Ag Technology
Regenerative Ag

Using Soil Health Data to Scale Regenerative Agriculture

A Conversation with Mitchell Hora, Grower and Soil Health Entrepreneur in Washington County, IA

For many, nature and data are in constant conflict with one another. Where nature grows, data is constricted and vice versa. However, for Mitchell Hora, seventh-generation farmer and founder of soil health and data company Continuum Ag, nature and data go hand-in-hand. 

Through his company and his work on the farm, Mitchell is showing farmers that, with data, regenerative agriculture is scalable and accessible. The Regrow team discussed this concept with Mitchell at a recent field day hosted by Continuum Ag. 

“That’s part of my role, I think. In order to scale things up, and in order to help more farmers, we have to be able to show them the data… [show them] how data can help them get from point A to point B.”

The Hora family has been utilizing data for years on their farm, but they’ve been employing regenerative farming techniques even longer. They began no-till farming in 1978 as a way to combat soil erosion and reduce the amount of time and diesel fuel spent making tillage passes. 

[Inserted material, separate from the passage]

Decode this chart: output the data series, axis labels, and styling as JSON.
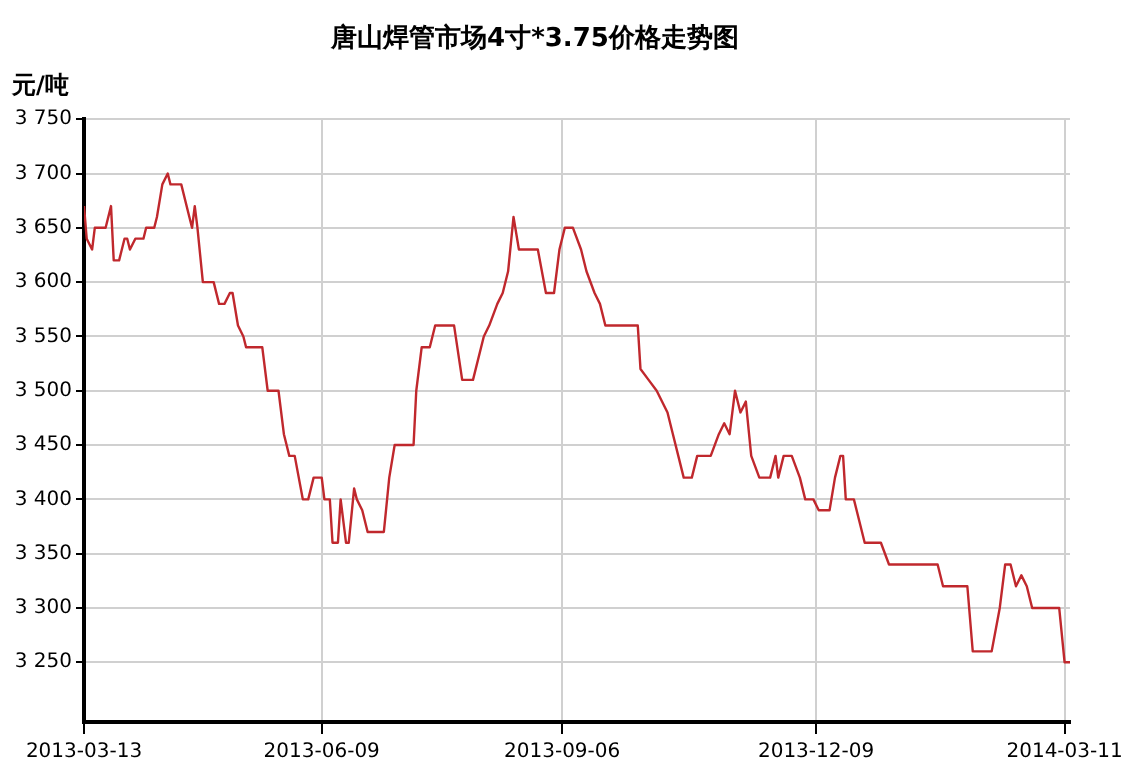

For the last 50 years, the family has been scaling up their own regenerative agriculture practices, and within the last decade the Horas have integrated cover cropping into their management as well. However, Mitchell no longer considers these practices to be defenses against soil erosion or tight margins. In fact, it’s just the opposite: “I want to use cover cropping as an offensive tool instead of as a defensive tool. It's been preached as a defense against erosion, against weeds, issues in water quality, etc. And that's fine, but it's hard to put a dollar figure on that, and that drives the bottom line on any farm.”

Mitchell Hora explains his management practices at a field day in June 2021

Rather than defending his farm from crop stress or yield loss, Mitchell is using these practices to build his soil health as an offensive measure. And he’s using soil health data to help make that happen.

“What's amazing to me is how fast we can improve soil health, because all the literature says it takes 10 years to improve. But if you're looking at the right factors, you can see change nearly instantly. Over the last three or four years using cover crop, we've tripled our biological activity. We've nearly tripled our water-soluble organic carbon. We've been able to decrease our synthetic fertilizer by about 45%. We've decreased our pesticides by about 75%. And we've been able to improve our organic matter by 1.4% in the last 10 years.

‘And from all that, we're equating about $80 per acre going to the bottom line, on average. And we’re not doing anything too crazy. That's fairly conservative, but additional profitability in just a couple of years, is about $80.” 

Mitchell is an agronomist by trade, so having a deep understanding of soil health is in his nature. However, he also understands that data can facilitate that understanding for farmers, which is where his company comes in. Mitchell started Continuum Ag during his junior year of college. Though it began as a soil health consulting company, they quickly became overwhelmed with data, and Mitchell found it was necessary to build a platform to make digesting data easier. 

Through his experience and his company Mitchell has been able to marry nature and data, allowing the two to work together in service of more sustainable agriculture practices.

“With all this data, we can help farmers to implement regenerative agriculture and help them drive profitability. And then, if we can use that data to drive transparency, sustainability initiatives and participation in things like carbon markets, well that's the cherry on top.”